Do you have life insurance? If yes, then how much does it cover? Is it sufficient to cover your family’s expenses for a few years in case you pass away? Did you know you can insure your key employees’ lives to protect your company?
Too many people put life insurance on hold. They think they don’t need it. They do not factor in how fragile human life is and so, in case of their untimely demise, leave their dependent family not just with emotional loss but financial uncertainty. Businesses that don’t buy life insurance for their key employees leave themselves open to risk.
Here’s everything you need to know about life insurance:
What types of Life Insurance Plans can I buy?
Pure Term Plans: These are the simplest, the cheapest and the most basic of the Term Plans in which the dependents are assured a fixed sum on the eventuality of the policy holder passing away during the term. However, no maturity value or bonus would be paid, if the policy holder survives the entire term of the policy.
Keyman Insurance: Keyman insurance is meant to protect a company from financial loss arriving out of eventuality of any of its key employees. This Insurance is bought by the Company and considers the profitability of the company but not the salary income of the key-employee.
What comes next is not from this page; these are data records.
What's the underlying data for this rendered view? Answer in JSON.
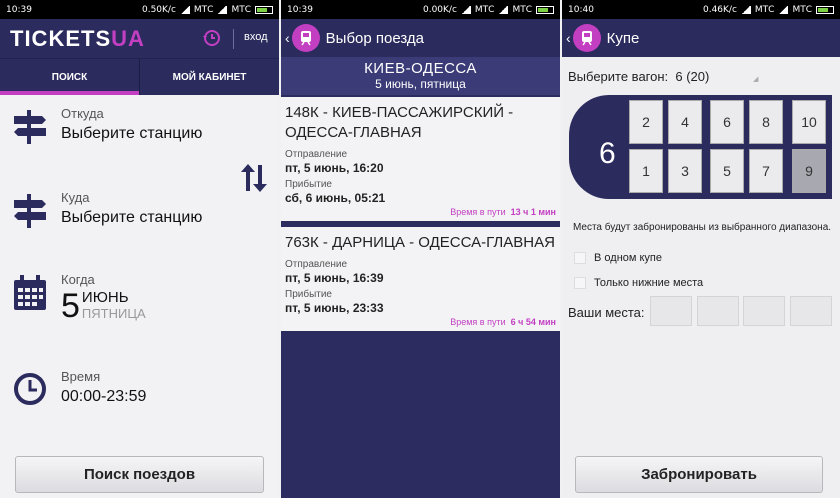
{
  "screen1": {
    "status": {
      "time": "10:39",
      "speed": "0.50K/c",
      "carrier1": "МТС",
      "carrier2": "МТС"
    },
    "brand": {
      "part1": "TICKETS",
      "part2": "UA"
    },
    "login": "вход",
    "tabs": [
      "ПОИСК",
      "МОЙ КАБИНЕТ"
    ],
    "from": {
      "label": "Откуда",
      "value": "Выберите станцию"
    },
    "to": {
      "label": "Куда",
      "value": "Выберите станцию"
    },
    "when": {
      "label": "Когда",
      "day": "5",
      "month": "июнь",
      "weekday": "пятница"
    },
    "time": {
      "label": "Время",
      "value": "00:00-23:59"
    },
    "search_button": "Поиск поездов"
  },
  "screen2": {
    "status": {
      "time": "10:39",
      "speed": "0.00K/c",
      "carrier1": "МТС",
      "carrier2": "МТС"
    },
    "title": "Выбор поезда",
    "route": "КИЕВ-ОДЕССА",
    "date": "5 июнь, пятница",
    "trains": [
      {
        "name": "148К - КИЕВ-ПАССАЖИРСКИЙ - ОДЕССА-ГЛАВНАЯ",
        "dep_label": "Отправление",
        "dep": "пт, 5 июнь, 16:20",
        "arr_label": "Прибытие",
        "arr": "сб, 6 июнь, 05:21",
        "dur_label": "Время в пути",
        "dur": "13 ч 1 мин"
      },
      {
        "name": "763К - ДАРНИЦА - ОДЕССА-ГЛАВНАЯ",
        "dep_label": "Отправление",
        "dep": "пт, 5 июнь, 16:39",
        "arr_label": "Прибытие",
        "arr": "пт, 5 июнь, 23:33",
        "dur_label": "Время в пути",
        "dur": "6 ч 54 мин"
      }
    ]
  },
  "screen3": {
    "status": {
      "time": "10:40",
      "speed": "0.46K/c",
      "carrier1": "МТС",
      "carrier2": "МТС"
    },
    "title": "Купе",
    "select_label": "Выберите вагон:",
    "select_value": "6 (20)",
    "coach_number": "6",
    "seats_top": [
      "2",
      "4",
      "6",
      "8",
      "10"
    ],
    "seats_bottom": [
      "1",
      "3",
      "5",
      "7",
      "9"
    ],
    "note": "Места будут забронированы из выбранного диапазона.",
    "check1": "В одном купе",
    "check2": "Только нижние места",
    "places_label": "Ваши места:",
    "book_button": "Забронировать"
  }
}
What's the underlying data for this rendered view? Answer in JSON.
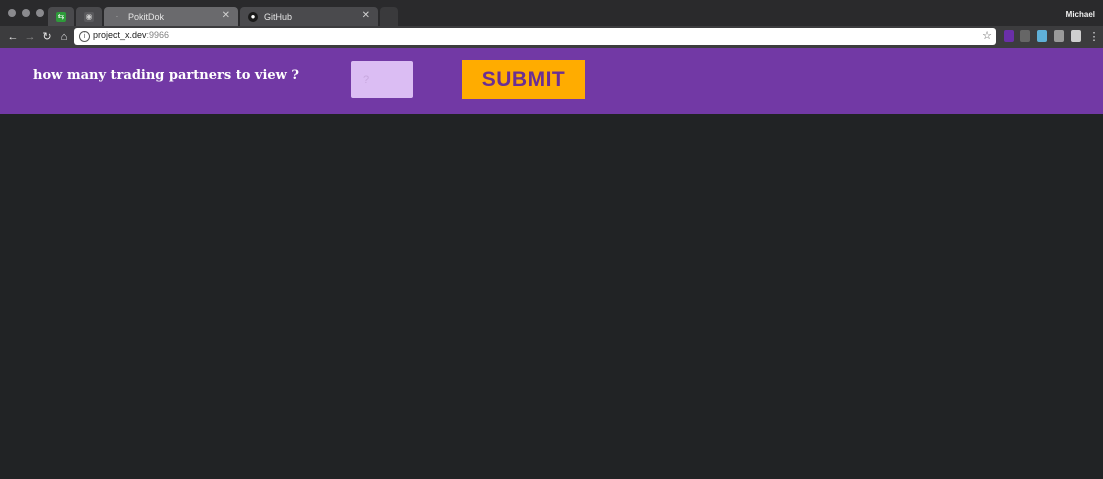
{
  "browser": {
    "tabs": [
      {
        "title": "",
        "icon": "green-extension-icon"
      },
      {
        "title": "",
        "icon": "pinned-app-icon"
      },
      {
        "title": "PokitDok",
        "icon": "pokitdok-icon",
        "active": true
      },
      {
        "title": "GitHub",
        "icon": "github-icon"
      }
    ],
    "profile_name": "Michael",
    "url_host": "project_x.dev",
    "url_port": ":9966"
  },
  "header": {
    "prompt": "how many trading partners to view ?",
    "input_placeholder": "?",
    "submit_label": "SUBMIT"
  },
  "colors": {
    "header_bg": "#7239a5",
    "submit_bg": "#ffac00",
    "submit_text": "#6b2f93",
    "input_bg": "#dbbdf3",
    "page_bg": "#212325"
  }
}
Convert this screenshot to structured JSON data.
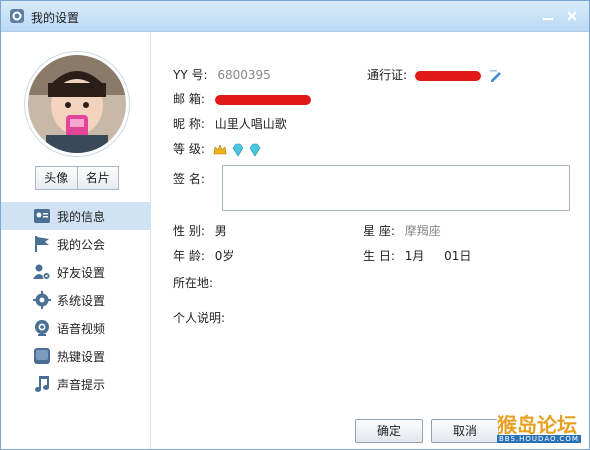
{
  "window": {
    "title": "我的设置"
  },
  "sidebar": {
    "avatar_buttons": [
      "头像",
      "名片"
    ],
    "items": [
      {
        "label": "我的信息",
        "icon": "profile-card-icon",
        "active": true
      },
      {
        "label": "我的公会",
        "icon": "flag-icon",
        "active": false
      },
      {
        "label": "好友设置",
        "icon": "friend-settings-icon",
        "active": false
      },
      {
        "label": "系统设置",
        "icon": "gear-icon",
        "active": false
      },
      {
        "label": "语音视频",
        "icon": "webcam-icon",
        "active": false
      },
      {
        "label": "热键设置",
        "icon": "hotkey-icon",
        "active": false
      },
      {
        "label": "声音提示",
        "icon": "music-note-icon",
        "active": false
      }
    ]
  },
  "profile": {
    "yy_label": "YY 号:",
    "yy_value": "6800395",
    "pass_label": "通行证:",
    "email_label": "邮 箱:",
    "nickname_label": "昵 称:",
    "nickname_value": "山里人唱山歌",
    "level_label": "等 级:",
    "signature_label": "签 名:",
    "signature_value": "",
    "gender_label": "性 别:",
    "gender_value": "男",
    "zodiac_label": "星 座:",
    "zodiac_value": "摩羯座",
    "age_label": "年 龄:",
    "age_value": "0岁",
    "birthday_label": "生 日:",
    "birthday_month": "1月",
    "birthday_day": "01日",
    "location_label": "所在地:",
    "location_value": "",
    "bio_label": "个人说明:",
    "bio_value": ""
  },
  "footer": {
    "ok_label": "确定",
    "cancel_label": "取消"
  },
  "watermark": {
    "big": "猴岛论坛",
    "small": "BBS.HOUDAO.COM"
  },
  "colors": {
    "accent": "#cfe3f5",
    "title_gradient_top": "#d9ebfa",
    "redaction": "#e01818"
  }
}
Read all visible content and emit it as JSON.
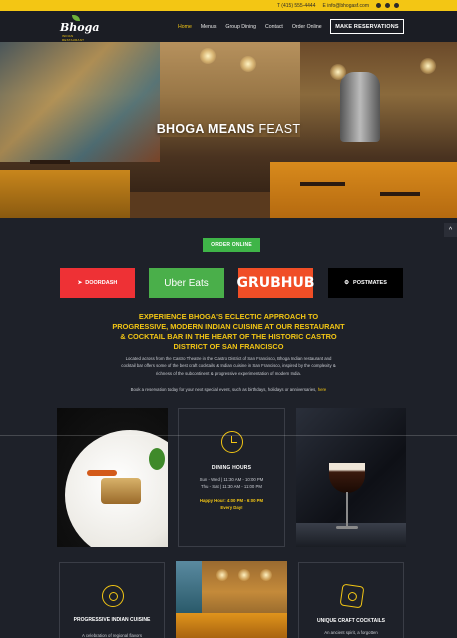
{
  "topbar": {
    "phone": "T (415) 555-4444",
    "email": "E info@bhogasf.com",
    "social_icons": [
      "facebook-icon",
      "instagram-icon",
      "yelp-icon"
    ]
  },
  "nav": {
    "logo_text": "Bhoga",
    "logo_tagline": "INDIAN RESTAURANT",
    "menu": [
      "Home",
      "Menus",
      "Group Dining",
      "Contact",
      "Order Online"
    ],
    "active_item": "Home",
    "reserve_label": "MAKE RESERVATIONS"
  },
  "hero": {
    "title_bold": "BHOGA MEANS",
    "title_light": "FEAST"
  },
  "order_online_label": "ORDER ONLINE",
  "scroll_top_icon": "chevron-up-icon",
  "delivery": {
    "doordash": "DOORDASH",
    "ubereats": "Uber Eats",
    "grubhub": "GRUBHUB",
    "postmates": "POSTMATES"
  },
  "intro": {
    "heading": "EXPERIENCE BHOGA'S ECLECTIC APPROACH TO PROGRESSIVE, MODERN INDIAN CUISINE AT OUR RESTAURANT & COCKTAIL BAR IN THE HEART OF THE HISTORIC CASTRO DISTRICT OF SAN FRANCISCO",
    "body": "Located across from the Castro Theatre in the Castro District of San Francisco, Bhoga Indian restaurant and cocktail bar offers some of the best craft cocktails & Indian cuisine in San Francisco, inspired by the complexity & richness of the subcontinent & progressive experimentation of modern India.",
    "book_text": "Book a reservation today for your next special event, such as birthdays, holidays or anniversaries,",
    "book_link": "here"
  },
  "hours": {
    "title": "DINING HOURS",
    "line1": "Sun - Wed | 11:30 AM - 10:00 PM",
    "line2": "Thu - Sat | 11:30 AM - 11:00 PM",
    "happy1": "Happy Hour: 4:00 PM - 6:00 PM",
    "happy2": "Every Day!"
  },
  "cards": {
    "cuisine_title": "PROGRESSIVE INDIAN CUISINE",
    "cuisine_text": "A celebration of regional flavors",
    "cocktails_title": "UNIQUE CRAFT COCKTAILS",
    "cocktails_text": "An ancient spirit, a forgotten"
  },
  "colors": {
    "accent": "#f3c614",
    "background": "#1e2129",
    "doordash": "#ee3135",
    "ubereats": "#4aaf4a",
    "grubhub": "#f04e26",
    "order_online": "#3fb548"
  }
}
Hence, Premiums are also paid by the Company.
Return on Premium plans: These plans are for people who want something in return for all the premiums they have paid during the policy tenure. This policy returns the premiums along with loyalty additions if any, at the time of maturity. Full sum assured along with loyalty addition, if any, would be paid in case of any eventuality during the term of the policy.
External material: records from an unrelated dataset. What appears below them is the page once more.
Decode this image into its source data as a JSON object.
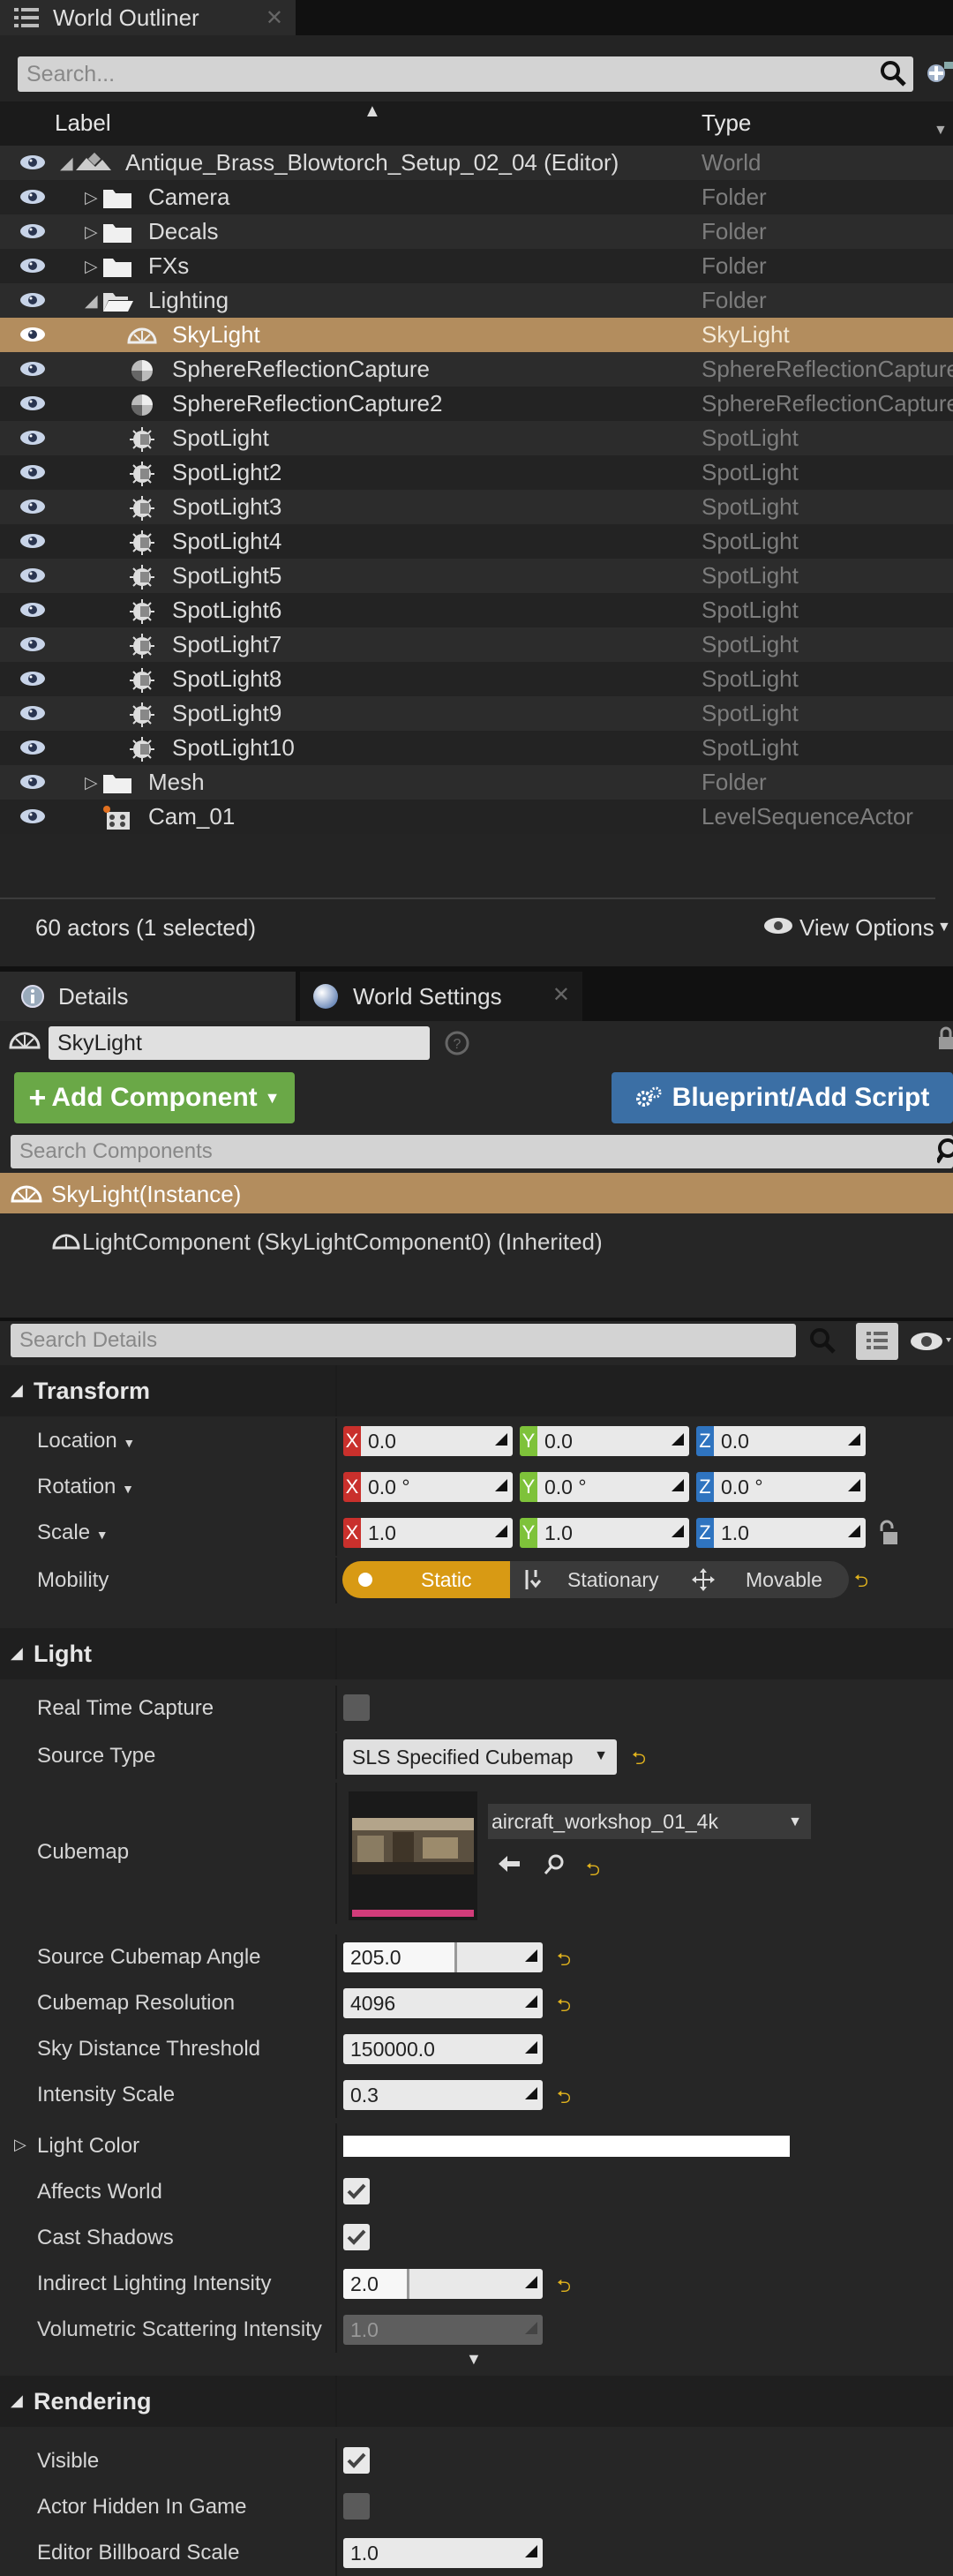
{
  "outliner": {
    "tab_title": "World Outliner",
    "search_placeholder": "Search...",
    "col_label": "Label",
    "col_type": "Type",
    "rows": [
      {
        "label": "Antique_Brass_Blowtorch_Setup_02_04 (Editor)",
        "type": "World",
        "icon": "world-icon",
        "indent": 0,
        "expander": "open"
      },
      {
        "label": "Camera",
        "type": "Folder",
        "icon": "folder-icon",
        "indent": 1,
        "expander": "closed"
      },
      {
        "label": "Decals",
        "type": "Folder",
        "icon": "folder-icon",
        "indent": 1,
        "expander": "closed"
      },
      {
        "label": "FXs",
        "type": "Folder",
        "icon": "folder-icon",
        "indent": 1,
        "expander": "closed"
      },
      {
        "label": "Lighting",
        "type": "Folder",
        "icon": "folder-open-icon",
        "indent": 1,
        "expander": "open"
      },
      {
        "label": "SkyLight",
        "type": "SkyLight",
        "icon": "skylight-icon",
        "indent": 2,
        "expander": "",
        "selected": true
      },
      {
        "label": "SphereReflectionCapture",
        "type": "SphereReflectionCapture",
        "icon": "reflection-capture-icon",
        "indent": 2,
        "expander": ""
      },
      {
        "label": "SphereReflectionCapture2",
        "type": "SphereReflectionCapture",
        "icon": "reflection-capture-icon",
        "indent": 2,
        "expander": ""
      },
      {
        "label": "SpotLight",
        "type": "SpotLight",
        "icon": "spotlight-icon",
        "indent": 2,
        "expander": ""
      },
      {
        "label": "SpotLight2",
        "type": "SpotLight",
        "icon": "spotlight-icon",
        "indent": 2,
        "expander": ""
      },
      {
        "label": "SpotLight3",
        "type": "SpotLight",
        "icon": "spotlight-icon",
        "indent": 2,
        "expander": ""
      },
      {
        "label": "SpotLight4",
        "type": "SpotLight",
        "icon": "spotlight-icon",
        "indent": 2,
        "expander": ""
      },
      {
        "label": "SpotLight5",
        "type": "SpotLight",
        "icon": "spotlight-icon",
        "indent": 2,
        "expander": ""
      },
      {
        "label": "SpotLight6",
        "type": "SpotLight",
        "icon": "spotlight-icon",
        "indent": 2,
        "expander": ""
      },
      {
        "label": "SpotLight7",
        "type": "SpotLight",
        "icon": "spotlight-icon",
        "indent": 2,
        "expander": ""
      },
      {
        "label": "SpotLight8",
        "type": "SpotLight",
        "icon": "spotlight-icon",
        "indent": 2,
        "expander": ""
      },
      {
        "label": "SpotLight9",
        "type": "SpotLight",
        "icon": "spotlight-icon",
        "indent": 2,
        "expander": ""
      },
      {
        "label": "SpotLight10",
        "type": "SpotLight",
        "icon": "spotlight-icon",
        "indent": 2,
        "expander": ""
      },
      {
        "label": "Mesh",
        "type": "Folder",
        "icon": "folder-icon",
        "indent": 1,
        "expander": "closed"
      },
      {
        "label": "Cam_01",
        "type": "LevelSequenceActor",
        "icon": "level-sequence-icon",
        "indent": 1,
        "expander": ""
      }
    ],
    "status": "60 actors (1 selected)",
    "view_options": "View Options"
  },
  "details": {
    "tab_details": "Details",
    "tab_world_settings": "World Settings",
    "actor_name": "SkyLight",
    "add_component": "Add Component",
    "blueprint_script": "Blueprint/Add Script",
    "search_components_placeholder": "Search Components",
    "instance_label": "SkyLight(Instance)",
    "component_label": "LightComponent (SkyLightComponent0) (Inherited)",
    "search_details_placeholder": "Search Details",
    "transform": {
      "header": "Transform",
      "location_label": "Location",
      "rotation_label": "Rotation",
      "scale_label": "Scale",
      "mobility_label": "Mobility",
      "location": [
        "0.0",
        "0.0",
        "0.0"
      ],
      "rotation": [
        "0.0 °",
        "0.0 °",
        "0.0 °"
      ],
      "scale": [
        "1.0",
        "1.0",
        "1.0"
      ],
      "axis_x": "X",
      "axis_y": "Y",
      "axis_z": "Z",
      "mob_static": "Static",
      "mob_stationary": "Stationary",
      "mob_movable": "Movable"
    },
    "light": {
      "header": "Light",
      "real_time_capture": "Real Time Capture",
      "source_type_label": "Source Type",
      "source_type_value": "SLS Specified Cubemap",
      "cubemap_label": "Cubemap",
      "cubemap_asset": "aircraft_workshop_01_4k",
      "source_cubemap_angle_label": "Source Cubemap Angle",
      "source_cubemap_angle": "205.0",
      "source_cubemap_angle_fill": 0.57,
      "cubemap_resolution_label": "Cubemap Resolution",
      "cubemap_resolution": "4096",
      "sky_distance_label": "Sky Distance Threshold",
      "sky_distance": "150000.0",
      "intensity_scale_label": "Intensity Scale",
      "intensity_scale": "0.3",
      "light_color_label": "Light Color",
      "affects_world_label": "Affects World",
      "cast_shadows_label": "Cast Shadows",
      "indirect_label": "Indirect Lighting Intensity",
      "indirect_value": "2.0",
      "indirect_fill": 0.33,
      "volumetric_label": "Volumetric Scattering Intensity",
      "volumetric_value": "1.0"
    },
    "rendering": {
      "header": "Rendering",
      "visible_label": "Visible",
      "actor_hidden_label": "Actor Hidden In Game",
      "billboard_label": "Editor Billboard Scale",
      "billboard_value": "1.0"
    }
  },
  "colors": {
    "selection": "#b38d5e",
    "static_active": "#d89a14",
    "green_button": "#6aa847",
    "blue_button": "#3b6fa5"
  }
}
Decreasing Sum Assured Plans: In this plan, the sum assured decreases every year while the premium remains constant. The premium for this plan is cheaper than the normal plan. This type of plan is popular for mortgage or for loan protection.
Increasing Sum Assured Plans: This plan is exactly opposite to the decreasing plan. In this type of plan, the sum assured increases as the age advances. The plan is based on the concept of rising inflation. The premiums for this plan are on the higher side.
Who can buy term-insurance?
While, there are no restrictions for buying a term-insurance for yourself a buyer must have insurable interest on the person he/she is intending to buy the insurance. Most policies require you meet the following criteria:
- A legally enforceable relationship between the Proposer and the Insured (Eg: Spouse /Parents / Children/ Business Partner etc.).
- A Financial relationship between the Proposer and the Insured in case buying for a Business Partner. A person can buy insurance for his business partner only to the extent of his/her financial dependency on the insured.
- The person buying the insurance should be over the age of 18 years.
How much life insurance cover should I buy?
The policy should cover the essential requirements of the family members in case of eventuality. Insurance companies use a ‘Human Life Value’ (HLV) calculator to arrive at the Net Present Value of one’s potential future earnings over the rest of his/her lifespan. A rule of thumb is that the insurance should cover one’s major future commitments such as Child’s education/marriage and Present & Future liabilities such as Home Loans, Personal loans etc. Similarly, for employees, understand the value of the business they handle. Do not try to insure them based on their salary but on the monetary value of the business they manage.
The amount of life insurance premium varies from person to person based on the Sum-Assured, Age and Health Condition. The younger the insured person’s age, the lesser would be the premium. Any declared or observed illnesses will add an extra amount to the premium.
What should be the tenure of the life insurance policy?
The best practice is to pay for coverage till the age you expect to be working & contributing to your dependents. While you may want to pay for coverage well into your twilight years, different insurance companies have different age caps for different policies. Since insurance coverage lasts for 25-40 years and is capped between 65-80 years, you need to plan accordingly.
Can I add features to my policy?
Riders are optional add-ons that cover risks which are beyond the scope of the main life insurance policy. Adding riders to your original policy will result in a more comprehensive protection. Common Riders are critical illness, permanent total disability and accidental death. It goes without saying that adding riders to your term policy will increase the annual premium you pay.
Which policy should I buy and from where?
In order to buy a policy, you need to know your insurance needs. Some pointers before you choose an insurance policy are:
- Find a policy that meets your financial needs
- Choose a reputed insurance company
- Choose an insurance company with a good claims record
- Do not buy more insurance than you need. You don’t want to overpay premiums.
Insurance policies can be bought from an Insurance Broker (Adviser and representative of the customer) or through an Agent of an Insurance Company (representative of a specific insurance company). Insurance Brokers represent the customers and have access to insurance policies from different insurance companies. This makes them the best consultants to approach for an unbiased advice unlike the agents of the individual insurance companies whose offerings would be restricted to their own products. You can buy Insurance policies either online or physical by visiting insurance company offices.
Buying life insurance should be an obvious choice but too many individuals and companies ignore it. They don’t see any obvious benefit in insurance while forgetting that the life insurance is a fund for the worst eventuality. Compared to the premium price, the benefits offered are huge. If you choose the right policy, from a company with a streamlined and fair claims process, you will be taking a huge step towards staving off financial calamity.